The agents said that about three dozen credit card numbers were written on both
sheets, along with the owners' names, expiration dates of the cards and the
brand names - Visa or MasterCard.
Al-Marri looked at the sheets and told the agents the handwriting was not his
and that he knew nothing about the papers, according to court documents.
"Al-Marri then asked if he could go home," wrote Jonathan Etra, an
assistant U.S. attorney in Manhattan. "Al-Marri also stated that as soon as
he left the interview, he immediately was going to leave the United States with
his family."
Back in Manhattan, Etra gave his approval to arrest the Qatari man as a material
witness in the government's Sept. 11 investigation.
Al-Marri would be held in the Peoria County Jail for several weeks, then flown
to New York and placed in the Special Housing Unit at the Metropolitan
Correctional Center, a five-minute walk from where the World Trade Center towers
once stood.
A SEARCH WARRANT
On Dec. 14, 2001, two days after Al-Marri's arrest, Zambeck and other FBI agents
executed a search warrant at the suspect's apartment. They found more
potentially incriminating evidence.
Inside an almanac, they found business cards to mark pages depicting major U.S.
dams, reservoirs, waterways and railroads.
The agents also seized a copy of an Arabic prayer that calls for the defeat of
the "villainous" Christians and Jews and seeks victory for Muslims in
Palestine, Afghanistan, Kashmir and Chechnya.
BAD BYTES
FBI computer expert Connie Lawler analyzed everything on Al-Marri's 80-gigabyte
hard drive.
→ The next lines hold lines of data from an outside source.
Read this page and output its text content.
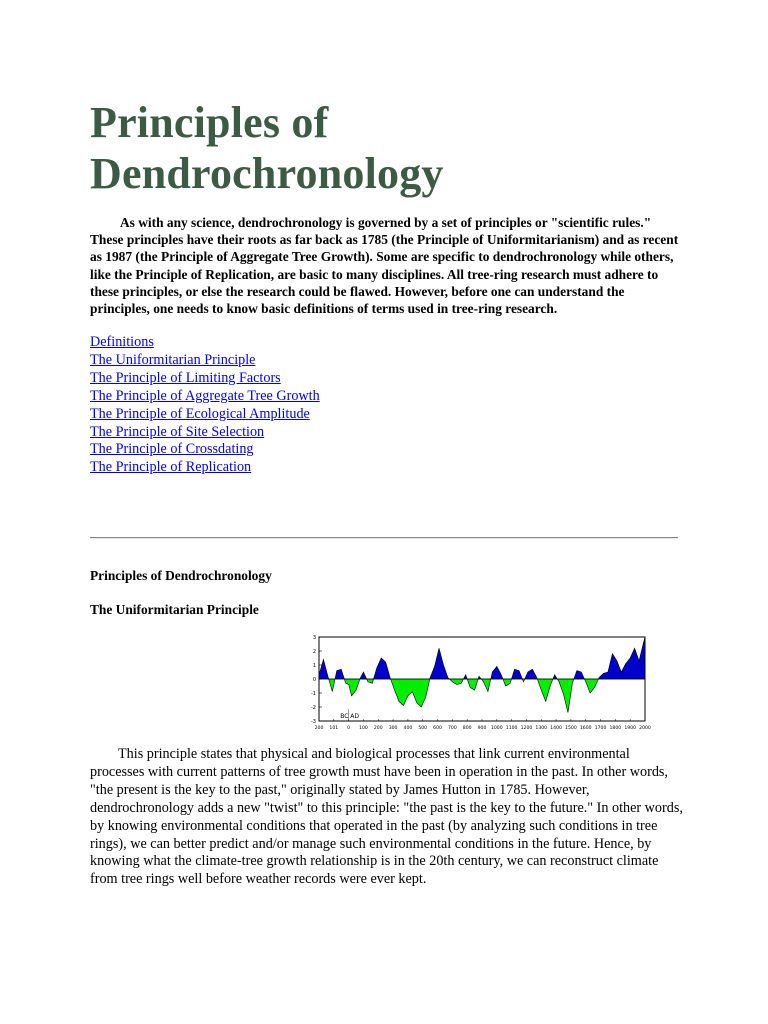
Principles of
Dendrochronology

As with any science, dendrochronology is governed by a set of principles or "scientific rules." These principles have their roots as far back as 1785 (the Principle of Uniformitarianism) and as recent as 1987 (the Principle of Aggregate Tree Growth). Some are specific to dendrochronology while others, like the Principle of Replication, are basic to many disciplines. All tree-ring research must adhere to these principles, or else the research could be flawed. However, before one can understand the principles, one needs to know basic definitions of terms used in tree-ring research.

Definitions
The Uniformitarian Principle
The Principle of Limiting Factors
The Principle of Aggregate Tree Growth
The Principle of Ecological Amplitude
The Principle of Site Selection
The Principle of Crossdating
The Principle of Replication

Principles of Dendrochronology

The Uniformitarian Principle

3
2
1
0
-1
-2
-3
200 101 0 100 200 300 400 500 600 700 800 900 1000 1100 1200 1300 1400 1500 1600 1700 1800 1900 2000
BC AD

This principle states that physical and biological processes that link current environmental processes with current patterns of tree growth must have been in operation in the past. In other words, "the present is the key to the past," originally stated by James Hutton in 1785. However, dendrochronology adds a new "twist" to this principle: "the past is the key to the future." In other words, by knowing environmental conditions that operated in the past (by analyzing such conditions in tree rings), we can better predict and/or manage such environmental conditions in the future. Hence, by knowing what the climate-tree growth relationship is in the 20th century, we can reconstruct climate from tree rings well before weather records were ever kept.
In addition to the anti-American, pro-Taliban rhetoric, she found
files containing more than 1,750 credit card numbers. None of the numbers
belonged to Al-Marri.
She also collected the bookmarked Web sites and found sites related to computer
hacking, fake driver's licenses and credit card fraud, according to a federal
complaint filed in U.S. District Court in Manhattan.
Lawler also discovered a series of programs that hackers can use to gather
information and intelligence about someone else's computer. In addition, she
found proxy software that can be used to hide a user's origin and identity when
connected to the Internet.
After more than a month of such data analysis, federal prosecutors in New York
were ready to make their next move against Al-Marri. On Jan. 28, he was arrested
and named in a one-count complaint charging him with unauthorized possession of
"more than 15" access devices - the credit-card numbers - with the
intent to defraud. He was indicted on the charge Feb. 6.
Nine days later, the federal government filed a sealed document in Al-Marri's
case. A second one would be filed May 30. Those documents remain sealed.
NEW CHARGES
As the scheduled trial date for the credit card fraud case approached - it had
been set to begin tomorrow - prosecutors had a decision to make. They had to
turn over their evidence to the defense within 14 days of the start of trial.
Instead, Al-Marri was arrested a third time - Dec. 23 - on charges relating to
the attempted calls to the 9/11-related number in the United Arab Emirates and
the phony AAA carpet company he ran in Illinois in 2000.
The latest charges could bring Al-Marri closer to the Sept. 11 conspiracy, but
his attorney, Richard Jasper, does not agree.
"The government, in its understandable concern to investigate this crime
that was committed on 9/11, has made some mistakes - and they've made big
mistakes," Jasper said during a court proceeding last year. "I think
they are going to make a mistake here with Mr. Al-Marri."
As a result of the new complaint, the trial has been postponed. A conference has
been scheduled for 4 p.m. tomorrow to decide what happens next.
Meanwhile, Al-Marri's wife and children are living in Washington, their bills
being paid by the government of Saudi Arabia.